A research report published this month found that one-third of claimants were not fully satisfied with their most recent insurance claims experience, adding that speed of settlement is a clear pain point for policyholders.
Translating the level of dissatisfaction into an eye-opening dollar figure, Accenture said $170 billion in premiums are at risk over the next five years as these customers may switch carriers as a result of unsatisfactory claims experiences.
The report, “Why AI in Insurance Claims and Underwriting,” draws insurers’ attention to the benefits of artificial intelligence, which the report authors describe as transformative technology. Noting the aging of the insurance workforce is happening at the same time as advances in AI, they assert that the time is now for insurers to invest in AI capabilities—stressing, however, that AI should be used “responsibly, in tandem with humans.”
“AI has matured and costs have come down significantly over the past five years, delivering ever-increasing value for insurers,” the Accenture researchers state.
The study offer perspectives of customers, claims adjusters and underwriters. For the customer piece of the report, Accenture surveyed 6,784 home and auto insurance customers, across 25 countries, who had made a claim during the past two years.
A chart in the report illustrates rising levels of dissatisfaction as the time to settle increases. While just 17 percent of those whose claims were wrapped up within two days were dissatisfied with the speed of claims handling, once the duration went beyond a week, the dissatisfaction percentages rose to 31 percent and higher (reaching 39 percent for three months or more).

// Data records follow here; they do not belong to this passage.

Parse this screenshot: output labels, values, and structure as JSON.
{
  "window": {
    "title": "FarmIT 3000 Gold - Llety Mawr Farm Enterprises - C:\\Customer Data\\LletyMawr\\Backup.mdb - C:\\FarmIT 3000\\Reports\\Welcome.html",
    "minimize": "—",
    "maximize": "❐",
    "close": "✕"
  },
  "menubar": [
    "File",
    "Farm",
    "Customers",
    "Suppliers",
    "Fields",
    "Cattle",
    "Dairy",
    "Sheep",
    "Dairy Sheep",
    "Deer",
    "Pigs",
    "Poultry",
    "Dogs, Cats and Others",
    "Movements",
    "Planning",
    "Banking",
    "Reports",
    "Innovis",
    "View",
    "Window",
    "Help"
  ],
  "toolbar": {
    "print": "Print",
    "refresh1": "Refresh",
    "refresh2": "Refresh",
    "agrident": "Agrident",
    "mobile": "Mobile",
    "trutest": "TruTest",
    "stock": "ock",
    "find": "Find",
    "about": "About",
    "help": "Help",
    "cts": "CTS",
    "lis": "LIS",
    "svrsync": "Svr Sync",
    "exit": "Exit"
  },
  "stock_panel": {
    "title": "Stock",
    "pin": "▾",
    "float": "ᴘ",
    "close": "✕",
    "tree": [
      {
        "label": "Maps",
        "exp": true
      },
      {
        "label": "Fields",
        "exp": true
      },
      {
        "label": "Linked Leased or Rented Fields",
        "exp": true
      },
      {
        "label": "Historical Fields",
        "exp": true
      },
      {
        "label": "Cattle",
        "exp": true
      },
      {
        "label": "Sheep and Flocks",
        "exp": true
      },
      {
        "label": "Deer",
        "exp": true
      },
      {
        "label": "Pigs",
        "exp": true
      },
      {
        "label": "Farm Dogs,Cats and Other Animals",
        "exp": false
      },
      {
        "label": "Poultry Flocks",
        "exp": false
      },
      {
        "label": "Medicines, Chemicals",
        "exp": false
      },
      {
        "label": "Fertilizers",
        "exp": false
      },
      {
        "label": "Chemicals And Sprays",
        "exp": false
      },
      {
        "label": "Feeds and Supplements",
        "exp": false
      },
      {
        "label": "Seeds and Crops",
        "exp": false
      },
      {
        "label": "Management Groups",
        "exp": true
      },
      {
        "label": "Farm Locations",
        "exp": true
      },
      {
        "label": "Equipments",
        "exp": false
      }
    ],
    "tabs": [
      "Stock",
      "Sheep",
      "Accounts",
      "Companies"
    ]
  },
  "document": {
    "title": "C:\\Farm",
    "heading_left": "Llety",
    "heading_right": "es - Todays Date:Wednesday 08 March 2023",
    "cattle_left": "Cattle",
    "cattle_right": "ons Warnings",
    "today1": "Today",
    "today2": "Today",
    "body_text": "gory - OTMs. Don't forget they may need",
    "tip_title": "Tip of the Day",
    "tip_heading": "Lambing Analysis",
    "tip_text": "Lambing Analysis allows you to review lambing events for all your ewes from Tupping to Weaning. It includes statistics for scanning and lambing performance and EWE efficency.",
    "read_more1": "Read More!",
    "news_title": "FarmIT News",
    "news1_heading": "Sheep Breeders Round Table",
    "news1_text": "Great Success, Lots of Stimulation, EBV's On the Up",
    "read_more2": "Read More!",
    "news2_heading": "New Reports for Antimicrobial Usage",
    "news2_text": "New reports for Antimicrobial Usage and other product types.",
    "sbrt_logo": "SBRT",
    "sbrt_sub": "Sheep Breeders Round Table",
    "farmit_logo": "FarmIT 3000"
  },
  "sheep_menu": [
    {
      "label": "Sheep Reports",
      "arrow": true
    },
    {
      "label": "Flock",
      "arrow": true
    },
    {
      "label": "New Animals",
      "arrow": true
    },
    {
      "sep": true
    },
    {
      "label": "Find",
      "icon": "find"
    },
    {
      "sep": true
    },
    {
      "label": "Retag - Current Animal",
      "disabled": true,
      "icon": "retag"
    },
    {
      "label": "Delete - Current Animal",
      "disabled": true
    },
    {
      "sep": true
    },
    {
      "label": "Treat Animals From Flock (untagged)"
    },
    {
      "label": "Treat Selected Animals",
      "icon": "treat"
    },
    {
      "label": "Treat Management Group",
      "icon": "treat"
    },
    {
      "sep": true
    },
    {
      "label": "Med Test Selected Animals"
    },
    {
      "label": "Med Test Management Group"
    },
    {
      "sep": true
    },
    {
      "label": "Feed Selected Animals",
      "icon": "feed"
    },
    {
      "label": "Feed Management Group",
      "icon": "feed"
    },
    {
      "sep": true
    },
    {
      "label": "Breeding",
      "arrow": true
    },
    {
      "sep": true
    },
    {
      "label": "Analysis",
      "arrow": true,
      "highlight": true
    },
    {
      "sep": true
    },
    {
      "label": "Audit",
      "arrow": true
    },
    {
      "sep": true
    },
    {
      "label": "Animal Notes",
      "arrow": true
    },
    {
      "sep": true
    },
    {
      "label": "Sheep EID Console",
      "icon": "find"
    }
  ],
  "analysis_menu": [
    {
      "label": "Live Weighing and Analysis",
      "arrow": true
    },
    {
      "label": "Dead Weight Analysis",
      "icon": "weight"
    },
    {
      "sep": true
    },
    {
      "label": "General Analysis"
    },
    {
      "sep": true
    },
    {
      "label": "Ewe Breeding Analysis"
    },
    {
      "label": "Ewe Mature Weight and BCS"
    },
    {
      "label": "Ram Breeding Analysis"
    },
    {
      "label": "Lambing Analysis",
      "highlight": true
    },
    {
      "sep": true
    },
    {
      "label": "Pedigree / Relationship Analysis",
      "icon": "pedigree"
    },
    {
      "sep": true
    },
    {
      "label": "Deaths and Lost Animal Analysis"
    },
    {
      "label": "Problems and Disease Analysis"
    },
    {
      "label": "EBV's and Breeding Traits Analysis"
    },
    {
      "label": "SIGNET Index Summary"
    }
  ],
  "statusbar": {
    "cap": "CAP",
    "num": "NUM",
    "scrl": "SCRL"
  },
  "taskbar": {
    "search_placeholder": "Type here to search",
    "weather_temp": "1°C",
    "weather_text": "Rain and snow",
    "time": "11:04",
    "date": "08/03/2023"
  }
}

“AI solutions can improve settlement time by enabling digital and self-service claims processing that dramatically enhance customer experience and accelerate processing,” the report says, noting that “many leading insurers have invested heavily into this aspect, creating omni-channel environments that leverage the use of chat bots, rich text messaging, [and] guided scripting for agents.”
Accenture also surveyed 128 claims executives in 13 countries, and 434 U.S.-based underwriters for other sections of the report. AI use cases presented in the report come from both the life and property/casualty segments, but the report does not indicate the distribution of respondents by sector.
Querying the claims executives, Accenture reports that 44 percent said that their organizations are actually advanced in use of automation, AI and machine learning-based data analytics. Sixty-five percent said they plan to invest more than $10 million into AI in the next three years, with 80 percent saying the technologies can bring more value than they do today.
From the underwriters, ranging from entry level to executive/senior management, Accenture learned that they spend 40 percent of their time on non-core and administrative activities. Attaching a dollar-value to the efficiency loss, Accenture estimates high percentage of non-core work represents somewhere in the range of $85-$160 billion over the next five years.
“Incorporating AI and automation into the underwriting workflow is a prime opportunity to reduce time spent on administrative tasks, manual processes, and redundant data inputs,” the report says. Describing an “intelligent underwriting solution” as one that includes submission ingestion, data enrichment, triage, appetite fit and propensity-to-bind scoring, the report notes that this kind of AI allows underwriters to focus time on core activities like risk evaluations of submissions, which are most likely to drive (profitable) bound premium.